I'm no SW expert at all, and i'm far from it. But your reasoning is way wrong (imo). Since you can't have any CUC in your tank, I assume you do a heck of alot vacuming to keep your nitrates down ??

I have now learned that copper in a tank does NOT kill bacteria only a antibiotic will kill bacteria. Copper kills parasites. I have also learned that a fish can go without eating for months. Ich will kill a fish long before starvation. I have also learned quarentining a fish may reduce the chances of a parasite entering your main tank but does not gaurentee it. For the most part if you have a tank full of expensive fish and are going to introduce a new fish and want to greatly reduce the risk of infection you should pretreat the tank with copper before the fish is tanked. I have also learned when introducing a new fish I need to keep a closer eye on my exsisting fish and if I see any odd behavior or feeding change expect the worse and dose with copper and be aggresive with it. Most fish can handle a much higher dosage of copper than reccomended.

As far as nitrates staying down it is better that they remain low but not critical if having a CUC is not possible then more frequent water changes and bio chem zorb changes will effectively keep the nitrate level in check.
 
I have now learned that copper in a tank does NOT kill bacteria only a antibiotic will kill bacteria. Copper kills parasites. I have also learned that a fish can go without eating for months. Ich will kill a fish long before starvation. I have also learned quarentining a fish may reduce the chances of a parasite entering your main tank but does not gaurentee it. For the most part if you have a tank full of expensive fish and are going to introduce a new fish and want to greatly reduce the risk of infection you should pretreat the tank with copper before the fish is tanked. I have also learned when introducing a new fish I need to keep a closer eye on my exsisting fish and if I see any odd behavior or feeding change expect the worse and dose with copper and be aggresive with it. Most fish can handle a much higher dosage of copper than reccomended.

As far as nitrates staying down it is better that they remain low but not critical if having a CUC is not possible then more frequent water changes and bio chem zorb changes will effectively keep the nitrate level in check.

I'm sorry I have so many things against this post.
Copper should NEVER be added to a DT. The truth is, you don't know exactly what you are killing off. There is more then just copper in a lot of meds, and pouring them into your DT can trigger a multitude of things. If you dose with another med down the road, you are risking mixing chemicals that should not be mixed. I can't think of the combos off the top of my head, but I know there are certain meds that shouldn't be mixed.
Saying quarantining a fish will not completely prevent a transfer of parasites is like saying you can still get sick with a flu vaccination. Yes you can, but there is a 99.7% chance you won't.

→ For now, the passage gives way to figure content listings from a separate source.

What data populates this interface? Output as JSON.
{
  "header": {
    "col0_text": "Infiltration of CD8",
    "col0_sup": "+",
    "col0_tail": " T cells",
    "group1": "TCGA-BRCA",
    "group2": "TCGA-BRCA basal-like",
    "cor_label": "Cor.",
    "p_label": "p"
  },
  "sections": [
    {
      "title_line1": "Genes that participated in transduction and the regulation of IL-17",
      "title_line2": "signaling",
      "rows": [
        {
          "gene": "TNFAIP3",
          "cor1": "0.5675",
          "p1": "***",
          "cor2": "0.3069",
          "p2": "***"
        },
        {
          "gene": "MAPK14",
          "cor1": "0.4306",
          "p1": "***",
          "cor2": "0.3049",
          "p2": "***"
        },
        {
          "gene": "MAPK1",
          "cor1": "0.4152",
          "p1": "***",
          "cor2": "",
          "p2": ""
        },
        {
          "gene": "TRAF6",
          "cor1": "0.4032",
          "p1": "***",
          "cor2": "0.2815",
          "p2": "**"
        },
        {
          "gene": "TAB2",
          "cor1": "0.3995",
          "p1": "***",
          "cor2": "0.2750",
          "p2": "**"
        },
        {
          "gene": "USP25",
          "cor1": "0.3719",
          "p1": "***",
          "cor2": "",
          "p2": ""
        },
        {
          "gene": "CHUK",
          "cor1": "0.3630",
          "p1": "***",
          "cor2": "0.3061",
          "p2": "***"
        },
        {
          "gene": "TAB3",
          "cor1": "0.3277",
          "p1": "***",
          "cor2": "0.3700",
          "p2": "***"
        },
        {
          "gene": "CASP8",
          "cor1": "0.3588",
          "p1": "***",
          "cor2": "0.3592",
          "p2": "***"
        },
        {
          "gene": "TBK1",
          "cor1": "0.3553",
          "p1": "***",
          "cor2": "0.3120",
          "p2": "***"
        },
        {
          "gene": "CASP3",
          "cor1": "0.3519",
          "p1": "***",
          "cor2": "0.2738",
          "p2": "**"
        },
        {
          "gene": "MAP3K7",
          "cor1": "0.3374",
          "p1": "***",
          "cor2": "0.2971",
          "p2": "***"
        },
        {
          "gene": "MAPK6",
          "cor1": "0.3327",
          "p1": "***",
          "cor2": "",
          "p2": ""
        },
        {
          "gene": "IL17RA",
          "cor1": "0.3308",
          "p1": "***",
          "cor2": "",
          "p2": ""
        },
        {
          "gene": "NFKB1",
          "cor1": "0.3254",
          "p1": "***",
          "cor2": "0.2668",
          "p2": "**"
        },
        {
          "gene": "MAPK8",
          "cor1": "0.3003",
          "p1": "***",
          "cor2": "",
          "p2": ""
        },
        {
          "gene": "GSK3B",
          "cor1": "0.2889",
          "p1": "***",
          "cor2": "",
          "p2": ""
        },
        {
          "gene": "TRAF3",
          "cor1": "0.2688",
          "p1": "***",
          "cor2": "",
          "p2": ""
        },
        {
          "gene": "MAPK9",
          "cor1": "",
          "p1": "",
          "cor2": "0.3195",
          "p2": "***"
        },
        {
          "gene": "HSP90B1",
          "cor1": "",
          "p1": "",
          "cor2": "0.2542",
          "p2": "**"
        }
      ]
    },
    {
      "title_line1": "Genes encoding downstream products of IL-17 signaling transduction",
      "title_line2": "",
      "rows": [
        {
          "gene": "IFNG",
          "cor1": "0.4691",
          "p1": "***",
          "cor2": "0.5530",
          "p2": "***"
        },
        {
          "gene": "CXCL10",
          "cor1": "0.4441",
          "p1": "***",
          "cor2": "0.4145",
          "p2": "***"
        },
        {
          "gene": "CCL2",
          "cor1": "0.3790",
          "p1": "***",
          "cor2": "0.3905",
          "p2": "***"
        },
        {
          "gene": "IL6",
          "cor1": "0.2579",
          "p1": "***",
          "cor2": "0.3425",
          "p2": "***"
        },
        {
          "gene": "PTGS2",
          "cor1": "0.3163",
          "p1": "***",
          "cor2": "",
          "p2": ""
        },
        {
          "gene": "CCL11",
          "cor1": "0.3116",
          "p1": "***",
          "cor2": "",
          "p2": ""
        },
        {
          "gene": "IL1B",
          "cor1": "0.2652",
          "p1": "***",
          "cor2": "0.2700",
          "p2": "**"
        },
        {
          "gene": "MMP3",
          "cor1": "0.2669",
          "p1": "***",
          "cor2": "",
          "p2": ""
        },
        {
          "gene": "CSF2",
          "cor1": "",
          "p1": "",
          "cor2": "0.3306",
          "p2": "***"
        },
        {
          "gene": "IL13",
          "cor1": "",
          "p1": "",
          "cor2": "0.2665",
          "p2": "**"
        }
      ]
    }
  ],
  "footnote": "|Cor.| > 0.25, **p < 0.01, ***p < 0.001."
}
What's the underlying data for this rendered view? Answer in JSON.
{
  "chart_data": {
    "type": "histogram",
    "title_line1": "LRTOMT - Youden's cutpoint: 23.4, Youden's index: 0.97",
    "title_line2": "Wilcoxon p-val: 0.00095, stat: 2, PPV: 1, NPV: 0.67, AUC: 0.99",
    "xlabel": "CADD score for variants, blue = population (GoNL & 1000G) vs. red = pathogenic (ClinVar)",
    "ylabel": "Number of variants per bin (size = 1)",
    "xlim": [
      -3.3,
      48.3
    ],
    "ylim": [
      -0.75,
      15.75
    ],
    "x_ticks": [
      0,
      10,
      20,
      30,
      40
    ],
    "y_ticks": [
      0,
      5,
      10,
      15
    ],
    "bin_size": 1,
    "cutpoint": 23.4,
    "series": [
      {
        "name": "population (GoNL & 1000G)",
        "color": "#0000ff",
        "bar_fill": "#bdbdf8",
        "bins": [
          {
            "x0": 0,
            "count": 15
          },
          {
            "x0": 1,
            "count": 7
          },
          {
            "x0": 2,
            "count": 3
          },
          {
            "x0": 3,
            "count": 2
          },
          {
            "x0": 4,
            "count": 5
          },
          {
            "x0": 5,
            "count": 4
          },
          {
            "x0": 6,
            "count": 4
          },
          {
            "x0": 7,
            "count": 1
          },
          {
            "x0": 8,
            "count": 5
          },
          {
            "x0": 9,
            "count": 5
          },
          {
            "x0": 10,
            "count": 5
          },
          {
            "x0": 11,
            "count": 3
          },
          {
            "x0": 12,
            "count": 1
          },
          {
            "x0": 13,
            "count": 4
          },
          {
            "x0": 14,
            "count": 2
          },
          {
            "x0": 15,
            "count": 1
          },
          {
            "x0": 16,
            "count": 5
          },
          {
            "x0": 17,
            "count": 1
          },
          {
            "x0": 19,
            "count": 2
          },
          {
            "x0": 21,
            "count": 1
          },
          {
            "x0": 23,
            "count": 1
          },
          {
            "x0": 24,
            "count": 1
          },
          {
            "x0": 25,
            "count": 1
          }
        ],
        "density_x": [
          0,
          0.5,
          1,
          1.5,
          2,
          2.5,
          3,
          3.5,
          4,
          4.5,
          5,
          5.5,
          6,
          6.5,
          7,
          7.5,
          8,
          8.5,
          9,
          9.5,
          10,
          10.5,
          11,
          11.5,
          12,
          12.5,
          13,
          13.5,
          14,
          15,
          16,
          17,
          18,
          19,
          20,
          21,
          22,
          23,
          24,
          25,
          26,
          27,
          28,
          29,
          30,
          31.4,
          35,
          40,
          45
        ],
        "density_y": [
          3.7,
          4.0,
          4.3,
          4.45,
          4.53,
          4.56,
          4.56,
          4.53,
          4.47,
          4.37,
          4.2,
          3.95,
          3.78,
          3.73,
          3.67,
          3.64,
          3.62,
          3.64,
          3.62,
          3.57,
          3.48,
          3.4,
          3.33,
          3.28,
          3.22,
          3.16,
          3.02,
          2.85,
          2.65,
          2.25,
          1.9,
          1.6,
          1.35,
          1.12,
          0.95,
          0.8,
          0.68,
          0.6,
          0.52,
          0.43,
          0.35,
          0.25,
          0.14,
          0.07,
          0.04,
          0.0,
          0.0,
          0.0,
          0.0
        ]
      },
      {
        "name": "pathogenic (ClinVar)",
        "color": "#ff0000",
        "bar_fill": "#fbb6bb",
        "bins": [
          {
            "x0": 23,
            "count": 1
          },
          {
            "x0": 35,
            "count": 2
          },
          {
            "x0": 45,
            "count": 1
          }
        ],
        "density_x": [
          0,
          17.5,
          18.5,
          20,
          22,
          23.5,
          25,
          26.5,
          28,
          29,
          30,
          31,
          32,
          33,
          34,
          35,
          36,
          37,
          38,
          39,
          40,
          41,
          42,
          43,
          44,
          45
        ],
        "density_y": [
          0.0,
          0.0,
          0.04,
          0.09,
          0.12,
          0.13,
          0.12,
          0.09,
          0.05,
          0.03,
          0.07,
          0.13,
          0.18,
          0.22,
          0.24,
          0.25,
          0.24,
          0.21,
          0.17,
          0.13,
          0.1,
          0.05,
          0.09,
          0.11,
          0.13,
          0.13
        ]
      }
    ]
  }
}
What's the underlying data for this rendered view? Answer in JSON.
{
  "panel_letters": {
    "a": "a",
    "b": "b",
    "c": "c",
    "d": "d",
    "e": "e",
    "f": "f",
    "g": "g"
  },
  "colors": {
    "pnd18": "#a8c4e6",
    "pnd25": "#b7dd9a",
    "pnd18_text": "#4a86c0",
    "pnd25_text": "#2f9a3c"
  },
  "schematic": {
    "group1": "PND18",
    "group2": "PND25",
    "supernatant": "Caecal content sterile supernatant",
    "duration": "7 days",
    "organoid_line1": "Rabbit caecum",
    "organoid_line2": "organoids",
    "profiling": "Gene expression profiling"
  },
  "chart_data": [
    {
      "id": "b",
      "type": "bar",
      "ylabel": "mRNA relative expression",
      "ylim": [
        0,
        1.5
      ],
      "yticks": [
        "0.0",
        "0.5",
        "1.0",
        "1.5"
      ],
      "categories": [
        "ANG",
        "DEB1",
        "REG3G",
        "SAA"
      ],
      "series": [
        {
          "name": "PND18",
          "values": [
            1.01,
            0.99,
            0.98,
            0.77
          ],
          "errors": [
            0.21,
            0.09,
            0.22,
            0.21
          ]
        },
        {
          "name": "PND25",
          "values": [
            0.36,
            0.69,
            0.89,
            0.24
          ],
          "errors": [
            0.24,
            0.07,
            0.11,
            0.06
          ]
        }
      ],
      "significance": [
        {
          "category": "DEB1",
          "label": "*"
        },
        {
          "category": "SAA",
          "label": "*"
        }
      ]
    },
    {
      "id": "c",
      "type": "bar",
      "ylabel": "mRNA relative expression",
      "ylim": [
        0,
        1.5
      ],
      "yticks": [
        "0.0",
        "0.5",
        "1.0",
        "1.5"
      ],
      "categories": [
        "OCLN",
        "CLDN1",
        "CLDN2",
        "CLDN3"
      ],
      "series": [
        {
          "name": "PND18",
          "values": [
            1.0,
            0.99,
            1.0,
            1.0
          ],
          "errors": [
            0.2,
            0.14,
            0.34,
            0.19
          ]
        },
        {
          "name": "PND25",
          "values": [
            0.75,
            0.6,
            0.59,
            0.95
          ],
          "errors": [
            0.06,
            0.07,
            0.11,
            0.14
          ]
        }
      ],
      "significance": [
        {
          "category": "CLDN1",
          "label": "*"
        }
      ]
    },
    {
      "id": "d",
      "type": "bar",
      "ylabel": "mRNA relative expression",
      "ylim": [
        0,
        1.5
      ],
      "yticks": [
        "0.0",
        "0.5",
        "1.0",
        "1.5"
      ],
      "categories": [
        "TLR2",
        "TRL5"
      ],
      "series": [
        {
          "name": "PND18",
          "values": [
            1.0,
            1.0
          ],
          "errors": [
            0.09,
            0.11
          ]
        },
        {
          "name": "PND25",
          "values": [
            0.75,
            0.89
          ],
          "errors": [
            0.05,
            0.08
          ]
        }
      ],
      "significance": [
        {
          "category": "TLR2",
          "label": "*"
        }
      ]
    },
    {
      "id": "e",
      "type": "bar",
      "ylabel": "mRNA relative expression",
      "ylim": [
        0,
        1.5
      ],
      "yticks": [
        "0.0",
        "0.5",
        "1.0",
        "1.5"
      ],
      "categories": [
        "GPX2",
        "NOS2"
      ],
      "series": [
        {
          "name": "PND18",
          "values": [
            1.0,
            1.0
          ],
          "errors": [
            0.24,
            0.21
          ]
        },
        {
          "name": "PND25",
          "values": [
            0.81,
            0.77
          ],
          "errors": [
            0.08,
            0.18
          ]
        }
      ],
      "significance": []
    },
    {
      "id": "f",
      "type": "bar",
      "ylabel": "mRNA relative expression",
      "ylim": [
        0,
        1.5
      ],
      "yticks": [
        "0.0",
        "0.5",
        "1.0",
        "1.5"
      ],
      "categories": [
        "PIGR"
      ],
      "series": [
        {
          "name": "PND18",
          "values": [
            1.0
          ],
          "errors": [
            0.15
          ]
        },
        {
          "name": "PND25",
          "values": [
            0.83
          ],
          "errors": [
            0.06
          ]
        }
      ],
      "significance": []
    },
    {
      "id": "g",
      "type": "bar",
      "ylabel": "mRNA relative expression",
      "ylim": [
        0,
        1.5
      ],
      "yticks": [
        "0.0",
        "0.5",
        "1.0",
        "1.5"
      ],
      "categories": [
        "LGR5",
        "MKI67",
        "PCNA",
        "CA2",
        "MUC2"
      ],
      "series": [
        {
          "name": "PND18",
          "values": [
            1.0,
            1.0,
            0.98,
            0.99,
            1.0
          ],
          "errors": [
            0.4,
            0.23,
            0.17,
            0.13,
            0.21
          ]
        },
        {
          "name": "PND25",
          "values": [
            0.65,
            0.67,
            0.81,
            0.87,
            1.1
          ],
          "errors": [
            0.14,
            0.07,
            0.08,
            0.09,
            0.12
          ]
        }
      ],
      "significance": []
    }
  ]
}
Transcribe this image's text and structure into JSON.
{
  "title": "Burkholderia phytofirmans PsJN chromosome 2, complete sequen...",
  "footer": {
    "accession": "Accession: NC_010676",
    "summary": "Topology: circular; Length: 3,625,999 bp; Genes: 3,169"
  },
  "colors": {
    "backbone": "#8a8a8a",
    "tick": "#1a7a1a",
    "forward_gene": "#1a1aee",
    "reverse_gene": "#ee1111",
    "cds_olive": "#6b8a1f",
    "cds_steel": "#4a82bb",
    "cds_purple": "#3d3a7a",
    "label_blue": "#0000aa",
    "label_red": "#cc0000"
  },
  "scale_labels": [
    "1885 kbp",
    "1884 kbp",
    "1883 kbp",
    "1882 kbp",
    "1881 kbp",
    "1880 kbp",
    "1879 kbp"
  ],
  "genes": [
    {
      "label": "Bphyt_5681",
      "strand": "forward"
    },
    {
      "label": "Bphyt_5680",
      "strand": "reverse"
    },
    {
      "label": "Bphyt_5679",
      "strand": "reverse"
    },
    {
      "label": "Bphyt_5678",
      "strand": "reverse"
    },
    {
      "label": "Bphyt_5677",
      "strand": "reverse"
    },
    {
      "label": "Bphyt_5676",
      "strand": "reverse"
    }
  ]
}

If you have a tank full of expensive fish, you should always QT new fish for a minimum of 2 weeks, and that's if the fish was completely healthy for the whole 2 weeks.
You are right about observing your fish, some things can go unnoticed if you aren't looking. IME though its better to treat them separately, instead of bombing some healthy, some sick fish with a myriad of medications.
Also, I would expect to see some of your CUC die off, inverts and corals have a very low tolerance to copper.